Notre article publié en juillet dernier donne des précisions sur cette question.
Des experts soulignent aussi l’écart entre les prévisions et la réalité. Liée au « Baby-boom » d’après-guerre, cette inversion entre naissance et décès était anticipée, mais à une date plus tardive. L’INSEE avait cité 2035 il y a quelques années. La baisse plus rapide des naissances précipite cette tendance.
Un « hiver démographique » aux multiples impacts
La forte baisse de la fécondité est une tendance lourde mondiale (voir sur ce sujet notre article suite au rapport de l’UNFPA cette année). Les prévisions démographiques, par définition incertaines, ont pu aussi s’appuyer sur une hypothèse contestable, que nous avons analysée en 2022.
Beaucoup de modèles de prévision estiment que l’indice de fécondité se situera à moyen terme autour de 2, chiffre représentant le renouvellement naturel – c’est-à-dire sans immigration – des générations. Cette hypothèse est démentie dans de nombreux pays à faible fécondité depuis des décennies : Corée du Sud, Italie, Allemagne etc.
Les impacts de la baisse marquée de la natalité se font sentir et les effets se poursuivront dans les années, voire les décennies à venir. Déjà, le système scolaire est impacté. On estime à un demi-million d’enfants en moins à l’école primaire, sur les dix dernières années. Regroupement de classes, fermetures d’école en milieu rural se poursuivent.
Des répercussions sont attendues aussi sur le plan économique : baisse de nombre de travailleurs, même si l’allongement des carrières peut atténuer cet effet. L’Unedic, qui gère l’assurance chômage en France a publié un sondage en mai 2025 sur le sujet, notant les inquiétudes de la population active.

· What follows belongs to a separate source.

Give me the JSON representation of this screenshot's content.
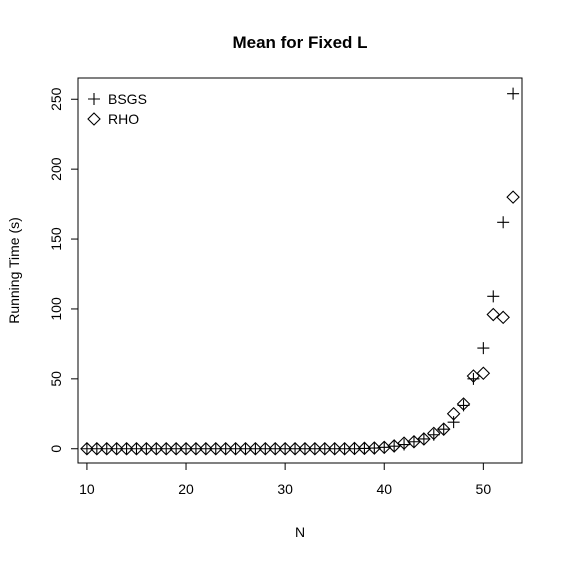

L’équilibre de notre système social, qui repose sur le soutien des retraités par les actifs, est impacté également. La question des retraites est régulièrement commentée dans l’actualité. Certains économistes font également un lien entre vieillissement de la population et baisse des innovations.
Au-delà des aspects économiques, c’est le visage de la société qui change. Une accélération du vieillissement a des répercussions dans la vie quotidienne. Une anecdote pour l’illustrer : au Japon, pays où la fécondité est constamment sous le seuil de 2 depuis 1975, des villages ont installé des mannequins grandeur nature pour diminuer le sentiment d’isolement.
Un grand absent des débats : l’accueil de la vie et la prévention de l’avortement
Si le sujet de la « dénatalité » est largement débattu depuis quelques temps, la question de l’accueil de la vie et de la prévention de l’avortement reste un angle mort du débat. Les IVG ont atteint en 2024 un nouveau record absolu depuis que des données publiques sont disponibles : 251 270 avortements.
Ces deux chiffres concomitants – faible natalité et nombre record d’IVG – devraient interroger les décideurs.
Alliance VITA plaide pour une politique globale d’accueil des vies commençantes, en donnant aux femmes et aux couples les moyens et les soutiens nécessaires. L’avenir de la société – et pas seulement l’économie – se dessine avec l’accueil de chaque vie humaine.